It's a big project with a big price tag, but Leonard Village President Mike McDonald feels it's worth it because it needs to be done and the municipality is getting a great deal.

"I think it will be a good thing in the long run," he said. "I think people will see the benefits."

Apparently, his fellow officials agreed with him as the village council Monday night voted 7-0 to issue Michigan Transportation Fund Bonds in an amount not to exceed $150,000 to help pay for the repaving and reconstruction of Forest St.

"To my knowledge, this is the first time the village has ever done anything like this," McDonald said.

With an estimated cost of $609,316, the project encompasses the entire one-mile stretch of Forest St. (known outside the village limits as Rochester Rd.), from just south of Addison Fire Station #1 all the way north to Gerst Rd.
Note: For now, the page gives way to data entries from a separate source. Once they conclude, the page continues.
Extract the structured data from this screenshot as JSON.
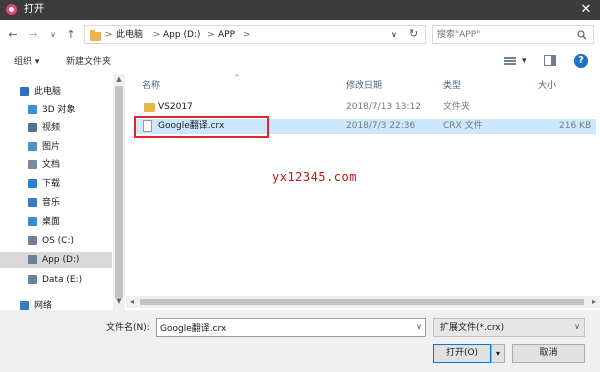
{
  "window": {
    "title": "打开",
    "close_glyph": "✕"
  },
  "nav": {
    "back": "←",
    "forward": "→",
    "recent": "∨",
    "up": "↑"
  },
  "breadcrumb": {
    "items": [
      "此电脑",
      "App (D:)",
      "APP"
    ],
    "separator": ">"
  },
  "address": {
    "dropdown": "∨",
    "refresh": "↻"
  },
  "search": {
    "placeholder": "搜索\"APP\""
  },
  "toolbar": {
    "organize": "组织 ▾",
    "new_folder": "新建文件夹",
    "view_dropdown": "▾",
    "help": "?"
  },
  "sidebar": {
    "items": [
      {
        "label": "此电脑",
        "icon": "computer-icon",
        "color": "#2d6fbf"
      },
      {
        "label": "3D 对象",
        "icon": "cube-icon",
        "color": "#3a8fd8"
      },
      {
        "label": "视频",
        "icon": "video-icon",
        "color": "#5a6f8c"
      },
      {
        "label": "图片",
        "icon": "picture-icon",
        "color": "#4e8fc7"
      },
      {
        "label": "文档",
        "icon": "document-icon",
        "color": "#7c8a99"
      },
      {
        "label": "下载",
        "icon": "download-icon",
        "color": "#2f7fd2"
      },
      {
        "label": "音乐",
        "icon": "music-icon",
        "color": "#3a7cc4"
      },
      {
        "label": "桌面",
        "icon": "desktop-icon",
        "color": "#3c8ad6"
      },
      {
        "label": "OS (C:)",
        "icon": "drive-icon",
        "color": "#6f7f94"
      },
      {
        "label": "App (D:)",
        "icon": "drive-icon",
        "color": "#6f7f94",
        "selected": true
      },
      {
        "label": "Data (E:)",
        "icon": "drive-icon",
        "color": "#6f7f94"
      },
      {
        "label": "网络",
        "icon": "network-icon",
        "color": "#3a7cc4"
      }
    ]
  },
  "columns": {
    "name": "名称",
    "modified": "修改日期",
    "type": "类型",
    "size": "大小"
  },
  "files": [
    {
      "name": "VS2017",
      "modified": "2018/7/13 13:12",
      "type": "文件夹",
      "size": "",
      "kind": "folder"
    },
    {
      "name": "Google翻译.crx",
      "modified": "2018/7/3 22:36",
      "type": "CRX 文件",
      "size": "216 KB",
      "kind": "file",
      "selected": true
    }
  ],
  "watermark": "yx12345.com",
  "filename": {
    "label": "文件名(N):",
    "value": "Google翻译.crx"
  },
  "filetype": {
    "value": "扩展文件(*.crx)"
  },
  "buttons": {
    "open": "打开(O)",
    "open_dropdown": "▾",
    "cancel": "取消"
  },
  "colors": {
    "accent": "#0078d7",
    "selection": "#cce8ff",
    "highlight": "#e0252d",
    "watermark": "#c0180c"
  }
}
"It's in a pretty degraded state," McDonald said. "According to the people that know these things, it's long overdue. There are some sections of the road that have over 12 inches of pavement on them and that's on top of a bad base."

McDonald stressed this project won't be just a simple resurfacing.
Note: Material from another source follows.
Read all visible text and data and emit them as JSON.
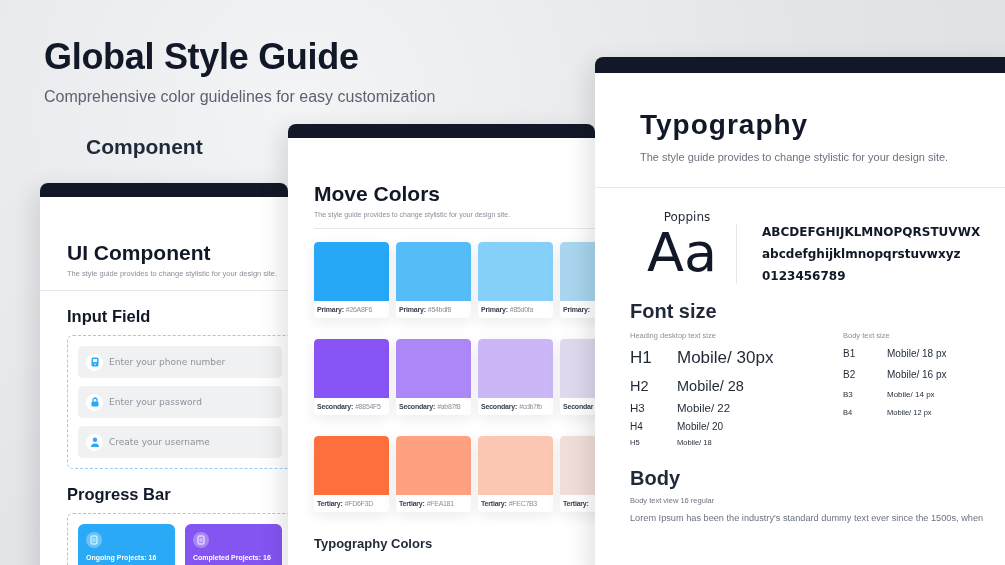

"We're looking at making substantial repairs to the base of the road," he said.

"The whole one mile will be repaved, however, portions of that will be torn all the way down to the base material," McDonald explained. "They're not tearing up the whole road for its entire length. We know where the unstable and bad parts of the road are that need to be removed and rebuilt."

In the areas where no base repairs are needed, at least 2 inches of road surface will be removed and covered with new pavement.

"We have a poor rating on the pavement condition in the village," McDonald said. "The road commission wants us to do the project in 2011, so that's our goal."

To cover the remainder of the project cost, Leonard will receive approximately $500,000 in federal grant money, which can only be used to pay for actual construction costs, nothing else.

"There's no way the village could ever undertake a project of this size without some type of assistance," McDonald said.

Despite all the federal dollars, the village must still bear the cost for the engineering work, testing, construction administration and inspection, bond costs and the 20 percent local match for the grant.

Hence, the need to issue bonds.

"The village would basically have to expend all of its available capital in order to take advantage of the grant," McDonald said. "Rather than do that and have nothing for contingency, we're going to attempt to borrow approximately $140,000 to $150,000."

"It's not a desirable position to be borrowing, but we've borrowed before to purchase equipment and we've always done quite well," he noted.

All in all, McDonald believes it's still a great deal.

"We will basically get a $600,000 job done for around $150,000 of local money," he said.

The plan is to have the bond debt paid off in 15 years, beginning in October 2011 and ending in October 2025.

The annual payments are scheduled to start at $5,000 this year, increase to $10,000 in 2014, then increase again to $15,000 in 2023 and remain at that amount until the payoff.

The idea is to start out with lower premiums now, then pay more as the economy hopefully improves over the years.

Annual payments would be made using extra monies the village normally carries over from one fiscal year to the next "so we don't have to raise taxes as we go forward with this," according to McDonald.

If for some reason the surplus monies aren't enough, the village can use the Act 51 money it receives from state-collected taxes for major and local streets.